Asturias, Chandler, Morricone (III)


Francisco Alejandro Méndez_ Perfil Casi literalDe seguro dormí como un lirón. Me despojé de las sábanas y me acerqué a la ventana para intentar calcular la hora tras renunciar a mi reloj. El cielo estaba gris. Caía una lluvia ligera que en algunos países llamarán garúa, en otros, pelo de gato, y en el mío, chipi chipi (esa maña de relacionar lo que uno observa o siente con lo que ocurre en su patria, cuando, por ejemplo, estás de viaje. Es imposible no hacerlo, aunque las comparaciones no siempre sean lo más atinadas).

En el refrigerador enano quedaba solo una cerveza y algunos pertrechos de comida. Desde la ventana observé a los peatones cubiertos de sobretodos negros, chaquetas y bufandas; algunos en bicicleta o en monopatín. Unos metros más adelante estaba el Sena. Notre Dame seguía inmóvil y la torre permanecía estática. Por fin decidí acudir al reloj, que ya anunciaba la hora local: las nueve de la noche. Según yo, eran las cuatro de la tarde.

Me bebí a tragos lentos la cerveza y tras abrir mi laptop, enviar correos electrónicos y avisos de llegada normal y con altas probabilidades de asalto, revisé mi itinerario de trabajo en la biblioteca. Afortunadamente tenía un día más para sobrepasar el jetlag. Nunca había pensado tanto en Miguel Ángel Asturias como ahora. El hecho de meterme en lo más profundo de su intimidad me producía un poco de miedo y otro poco de alegría. Miguel Ángel es quizá el guatemalteco más conocido universalmente. Su obra, de gran originalidad, sumamente social y única continúa cautivando a miles de lectores. Mi estudio era alusivo al 50 aniversario de haber recibido el Premio Nobel de Literatura, por lo que se preveía una gran celebración.

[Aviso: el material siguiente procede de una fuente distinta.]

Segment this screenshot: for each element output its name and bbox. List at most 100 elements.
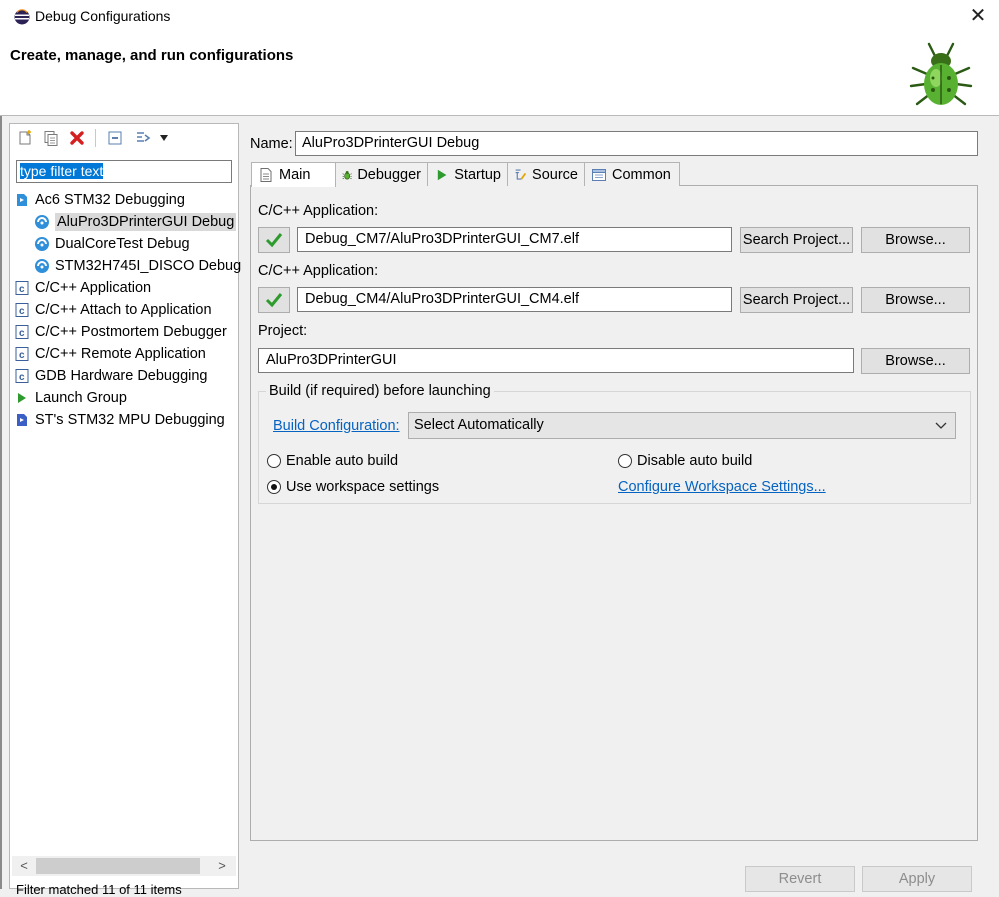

Este hecho también me provoca un sentimiento ambiguo de tristeza y alegría. Primero, porque es poco conocido a pesar de que su obra sea lectura «obligatoria»; segundo, porque es una oportunidad para que las personas se acerquen a su obra, la descubran o la redescubran.

Terminé de sacar mi ropa y la ubiqué en el closet abierto. Saqué algunos de los libros que llevé conmigo: la Narrativa completa de Raymond Chandler y otro tomo de todo Marlowe; además, Mulata de Tal y Hombres de maíz. Es extraña la combinación, pero soy un apasionado del género negro y no puedo dejar de leer a los clásicos.

Aquel primer viaje de un poco menos de tres meses me daría tiempo para estudiar a fondo a nuestro premio Nobel, pero también para escribir algunas historias de mi comisario, Wenceslao Pérez Chanán.

Otra vez, de la habitación vecina, empezó a sonar una flauta transversal con notas de Ennio Morricone. Creo que mi ruido de fondo será más que suficiente.